Open pwaltman opened 5 years ago
Hello,
Thanks for your suggestion. The covariates for hg19 were generated using files from Epigenomics RoadMap. Unfortunately, their files are only available for hg19, as far as I am aware, although there are a few liftovered to GRCh38 that I could use. If there is enough demand from users, I could try generating some covariates (even with the limitions above).
Users can also generate their own covariates, for example using expression data, chromatin data or even coverage metrics from their own experiments. As described in the dNdScv tutorial, covariates can be fed as a numeric matrix with one covariate per column and genes as rownames.
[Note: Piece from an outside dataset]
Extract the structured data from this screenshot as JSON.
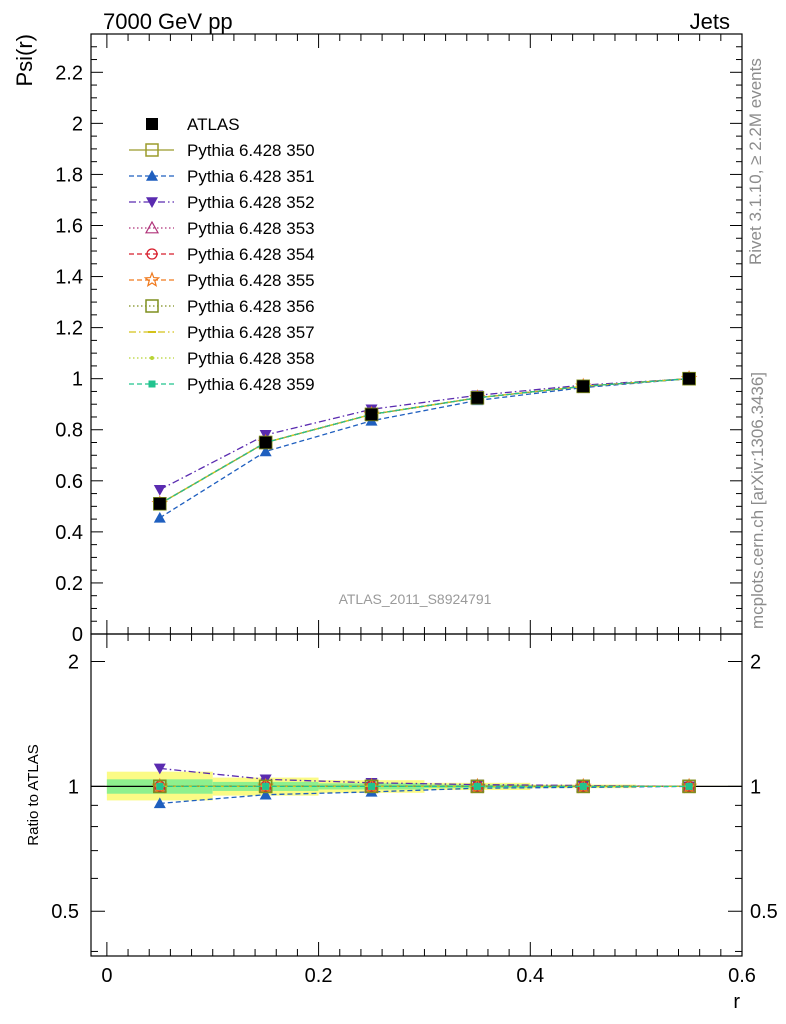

load("RefCDS_human_GRCh38.p12.rda") gene_list = sapply(RefCDS, function(x) x$gene_name) # List of gene names from the GRCh38 object
Also, please note that dndscv can be run on GRCh38 without covariates.
Inigo
Hi Iñigo, Just letting you know that I am one of those users interested in the covariates for the GRCh38 versions. Cheers
Hey Inigo,
Same as above, we find your method very useful and use it quite frequently in our research and so we'd be interested in the covariates for the GRCh38 versions as well. Many thanks
Hi Inigo @im3sanger
First, thanks for the great method. It's super useful and use it for conducting driver analysis for clinical samples, in our research group. We use genome build 38, so at the moment stuck with what covariates to use for the GRCH38 version.
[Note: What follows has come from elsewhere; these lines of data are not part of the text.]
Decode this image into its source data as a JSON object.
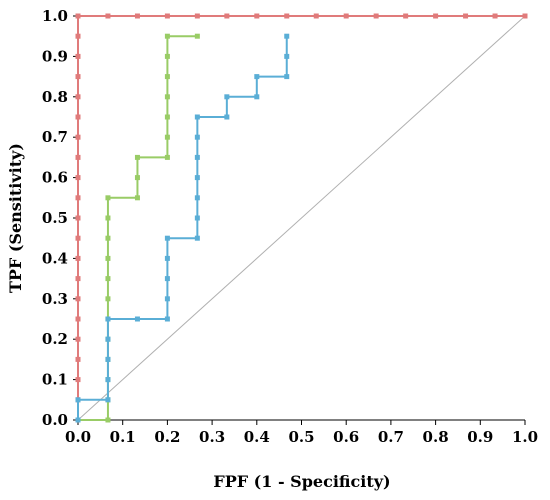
{
  "chart_data": {
    "type": "line",
    "xlabel": "FPF (1 - Specificity)",
    "ylabel": "TPF (Sensitivity)",
    "xlim": [
      0,
      1
    ],
    "ylim": [
      0,
      1
    ],
    "x_ticks": [
      "0.0",
      "0.1",
      "0.2",
      "0.3",
      "0.4",
      "0.5",
      "0.6",
      "0.7",
      "0.8",
      "0.9",
      "1.0"
    ],
    "y_ticks": [
      "0.0",
      "0.1",
      "0.2",
      "0.3",
      "0.4",
      "0.5",
      "0.6",
      "0.7",
      "0.8",
      "0.9",
      "1.0"
    ],
    "grid": false,
    "legend": "none",
    "reference_line": {
      "x": [
        0,
        1
      ],
      "y": [
        0,
        1
      ],
      "color": "#b0b0b0"
    },
    "series": [
      {
        "color": "#e07b7b",
        "points": [
          [
            0,
            0
          ],
          [
            0,
            0.05
          ],
          [
            0,
            0.1
          ],
          [
            0,
            0.15
          ],
          [
            0,
            0.2
          ],
          [
            0,
            0.25
          ],
          [
            0,
            0.3
          ],
          [
            0,
            0.35
          ],
          [
            0,
            0.4
          ],
          [
            0,
            0.45
          ],
          [
            0,
            0.5
          ],
          [
            0,
            0.55
          ],
          [
            0,
            0.6
          ],
          [
            0,
            0.65
          ],
          [
            0,
            0.7
          ],
          [
            0,
            0.75
          ],
          [
            0,
            0.8
          ],
          [
            0,
            0.85
          ],
          [
            0,
            0.9
          ],
          [
            0,
            0.95
          ],
          [
            0,
            1.0
          ],
          [
            0.067,
            1.0
          ],
          [
            0.133,
            1.0
          ],
          [
            0.2,
            1.0
          ],
          [
            0.267,
            1.0
          ],
          [
            0.333,
            1.0
          ],
          [
            0.4,
            1.0
          ],
          [
            0.467,
            1.0
          ],
          [
            0.533,
            1.0
          ],
          [
            0.6,
            1.0
          ],
          [
            0.667,
            1.0
          ],
          [
            0.733,
            1.0
          ],
          [
            0.8,
            1.0
          ],
          [
            0.867,
            1.0
          ],
          [
            0.933,
            1.0
          ],
          [
            1.0,
            1.0
          ]
        ]
      },
      {
        "color": "#99cc66",
        "points": [
          [
            0,
            0
          ],
          [
            0.067,
            0
          ],
          [
            0.067,
            0.05
          ],
          [
            0.067,
            0.1
          ],
          [
            0.067,
            0.15
          ],
          [
            0.067,
            0.2
          ],
          [
            0.067,
            0.25
          ],
          [
            0.067,
            0.3
          ],
          [
            0.067,
            0.35
          ],
          [
            0.067,
            0.4
          ],
          [
            0.067,
            0.45
          ],
          [
            0.067,
            0.5
          ],
          [
            0.067,
            0.55
          ],
          [
            0.133,
            0.55
          ],
          [
            0.133,
            0.6
          ],
          [
            0.133,
            0.65
          ],
          [
            0.2,
            0.65
          ],
          [
            0.2,
            0.7
          ],
          [
            0.2,
            0.75
          ],
          [
            0.2,
            0.8
          ],
          [
            0.2,
            0.85
          ],
          [
            0.2,
            0.9
          ],
          [
            0.2,
            0.95
          ],
          [
            0.267,
            0.95
          ]
        ]
      },
      {
        "color": "#5aaed6",
        "points": [
          [
            0,
            0
          ],
          [
            0,
            0.05
          ],
          [
            0.067,
            0.05
          ],
          [
            0.067,
            0.1
          ],
          [
            0.067,
            0.15
          ],
          [
            0.067,
            0.2
          ],
          [
            0.067,
            0.25
          ],
          [
            0.133,
            0.25
          ],
          [
            0.2,
            0.25
          ],
          [
            0.2,
            0.3
          ],
          [
            0.2,
            0.35
          ],
          [
            0.2,
            0.4
          ],
          [
            0.2,
            0.45
          ],
          [
            0.267,
            0.45
          ],
          [
            0.267,
            0.5
          ],
          [
            0.267,
            0.55
          ],
          [
            0.267,
            0.6
          ],
          [
            0.267,
            0.65
          ],
          [
            0.267,
            0.7
          ],
          [
            0.267,
            0.75
          ],
          [
            0.333,
            0.75
          ],
          [
            0.333,
            0.8
          ],
          [
            0.4,
            0.8
          ],
          [
            0.4,
            0.85
          ],
          [
            0.467,
            0.85
          ],
          [
            0.467,
            0.9
          ],
          [
            0.467,
            0.95
          ]
        ]
      }
    ]
  }
}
It'll be great help if you can provide covariates for v38.
Best, Sehrish
Hi all,
Thank you for your interest. I will try to create covariates for GRCh38 in the near future as more users are requesting them. In the meantime, please remember that you can still use dndscv on GRCh38 without covariates, using "cv=NULL" as an argument to dndscv and using the reference object from the link below: https://github.com/im3sanger/dndscv_data/tree/master/data
You can also feed dndscv your own covariates, such as expression level or coverage per gene, as described in the tutorial below: http://htmlpreview.github.io/?http://github.com/im3sanger/dndscv/blob/master/vignettes/buildref.html
Please feel free to continue expressing your interest and I will do my best to generate covariates in the near future. I will post a note here as soon as new covariates are available.
Best wishes, Inigo
Hi Inigo, another one here requesting covariates for hg38 please! The tutorial listed at http://htmlpreview.github.io/?http://github.com/im3sanger/dndscv/blob/master/vignettes/buildref.html does not explain how to convert expression/epigenomic data to principal components; perhaps if you could help us with this instead? Either way, much appreciated! A
Hi @im3sanger,
Wondering, if you had a chance to look into generating the covariates for GRCh38?
Best, Sehrish.
Hi All:
Any progress on developing the covariates for hg38? Thanks.
I am also requesting covariates for hg38. Please let us know when I can get that. Thanks.
Hi Inigo, I am also looking forward hg38 covariates. This tool is amazing - please end the era of mutsigCV (which is no longer under maintenance and super-long hours of running).
Thank you everyone for the nudges. We are putting together a set of GRCh38 covariates, which we are hoping to release in the next few weeks. I will update this thread when they are available.
Hi everyone,
Thank you for your patience. I have uploaded a new RefCDS and new covariates for GRCh38/hg38 here: https://github.com/im3sanger/dndscv_data/tree/master/data
The new covariate file is called: covariates_hg19_hg38_epigenome_pcawg.rda.
And they can be used with the following new RefCDS files for GRCh37/hg19 and GRCh38/hg38: RefCDS_human_GRCh38_GencodeV18_recommended.rda RefCDS_human_hg19_GencodeV18_newcovariates.rda
So you can run dndscv on hg38 using:
load("covariates_hg19_hg38_epigenome_pcawg.rda") # Loads the covs object
dndsout = dndscv(mutations, refdb = "RefCDS_human_GRCh38_GencodeV18_recommended.rda", cv = covs)
These covariates were developed by Federico Abascal. Big thanks to him! They were generated combining epigenomic data (from the Roadmap Epigenomics) and whole-genome mutation density vectors (from the PCAWG consortium), collapsed into 20 principal components. They were tested on TCGA data, at a pancancer level and on individual cancer types, and appear to perform generally well.
We may further refine them in the next few weeks and I will try to integrate them in the package by default, so that you can use dndscv on hg38 without downloading additional files. But I wanted to share them with you without further delay.
Please do share any feedback, positive or negative, as we are still testing them and any feedback helps.
Best, Inigo
I realize that this isn't really an issue, but I'm curious if you have given thought to generating a comparable set of covariates for hg38?